London Evening Standard 31 July 1897
Mary appeared twice at Westminster Police Court; at her first appearance she entered
the dock “attired in black” and weeping, but as they could not call any evidence as to the
first marriage, the witnesses being in Chester, she was released on bail. Two weeks later
she was back in court, and Terence Doyle, one of the witnesses to her marriage to John
Coyne, said she had been badly treated by her husband, so she had left him. Arthur
Loudwell was asked whether he knew her first husband was still alive when he married
her, but he declined to answer; he did deny that it was his bad treatment of her that had
made her give herself up to the police. Mary was bailed again, this time to appear at the
Old Bailey.
Three weeks later Mary appeared at the Old Bailey charged with bigamy. Her defence
was that she thought her husband was dead, and she was found not guilty.

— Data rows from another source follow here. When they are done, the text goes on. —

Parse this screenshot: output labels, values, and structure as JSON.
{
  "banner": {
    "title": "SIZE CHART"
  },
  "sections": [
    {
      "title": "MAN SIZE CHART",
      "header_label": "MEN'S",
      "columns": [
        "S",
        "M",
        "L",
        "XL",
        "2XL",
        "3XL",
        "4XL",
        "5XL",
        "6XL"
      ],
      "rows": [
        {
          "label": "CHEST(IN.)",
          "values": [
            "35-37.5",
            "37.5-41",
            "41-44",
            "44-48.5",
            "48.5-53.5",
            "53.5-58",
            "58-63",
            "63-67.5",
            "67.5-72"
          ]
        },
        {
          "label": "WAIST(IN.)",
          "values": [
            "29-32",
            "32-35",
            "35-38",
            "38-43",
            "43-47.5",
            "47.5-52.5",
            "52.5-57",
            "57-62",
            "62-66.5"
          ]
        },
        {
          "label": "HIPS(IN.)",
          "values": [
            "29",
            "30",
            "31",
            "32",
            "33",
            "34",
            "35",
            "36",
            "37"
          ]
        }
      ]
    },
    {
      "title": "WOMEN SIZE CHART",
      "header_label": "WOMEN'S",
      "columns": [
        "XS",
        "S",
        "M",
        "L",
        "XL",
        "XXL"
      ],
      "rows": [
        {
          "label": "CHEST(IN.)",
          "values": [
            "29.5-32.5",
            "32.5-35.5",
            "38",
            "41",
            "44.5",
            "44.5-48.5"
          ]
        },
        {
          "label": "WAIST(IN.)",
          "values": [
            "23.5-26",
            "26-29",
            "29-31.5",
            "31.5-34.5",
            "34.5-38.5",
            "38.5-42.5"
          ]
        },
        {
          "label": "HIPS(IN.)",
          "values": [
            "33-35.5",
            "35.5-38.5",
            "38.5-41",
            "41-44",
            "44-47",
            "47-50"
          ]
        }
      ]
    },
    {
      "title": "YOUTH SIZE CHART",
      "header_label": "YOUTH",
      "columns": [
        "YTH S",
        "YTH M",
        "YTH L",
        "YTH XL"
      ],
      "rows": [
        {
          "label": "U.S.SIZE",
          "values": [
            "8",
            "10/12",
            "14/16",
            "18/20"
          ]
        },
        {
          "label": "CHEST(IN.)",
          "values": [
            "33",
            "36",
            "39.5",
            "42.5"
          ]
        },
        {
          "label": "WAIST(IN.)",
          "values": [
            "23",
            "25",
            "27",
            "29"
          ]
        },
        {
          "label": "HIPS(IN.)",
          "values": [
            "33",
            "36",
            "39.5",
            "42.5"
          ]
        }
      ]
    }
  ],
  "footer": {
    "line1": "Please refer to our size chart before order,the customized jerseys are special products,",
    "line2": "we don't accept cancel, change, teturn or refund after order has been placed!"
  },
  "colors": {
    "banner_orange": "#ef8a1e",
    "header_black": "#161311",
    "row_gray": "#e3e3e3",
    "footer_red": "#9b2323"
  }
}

Though
actually it was the seven year rule that saved her: “Mary Coyne. Feloniously marrying
Arthur Loudwell, her husband being alive. There being no evidence that the prisoner
had seen her husband within seven years, the Court directed a verdict of Not Guilty”.
[from Proceedings of the Old Bailey]
In her trial at the Old Bailey, Mary gave her trade as Nurse, so the Mary Coyne aged 40,
widowed, born in Chester and a Trained Hospital Nurse living in Flat 4, 29 Glengall Road
in Willesden in 1901 is possibly her. I have no idea what happened to her subsequently
or whether she had any further contact with her children.
Her husband John Coyne, lived out his days in Chester, and the children were brought
up by Bridget’s (Mary’s) mother, Margaret Kenny, with whom they had moved to
Bebington near Birkenhead by 1891. Their daughter Ann married John Charles Hopkins
(who registered John Coyne’s death in 1913 - so his children kept in touch with him) and
their son Thomas sailed for Toronto, where apart from a spell in Europe in World War I,
he spent the rest of his life. Arthur Loudwell married Lucy Warren in the Reigate
registration district in the autumn of 1898.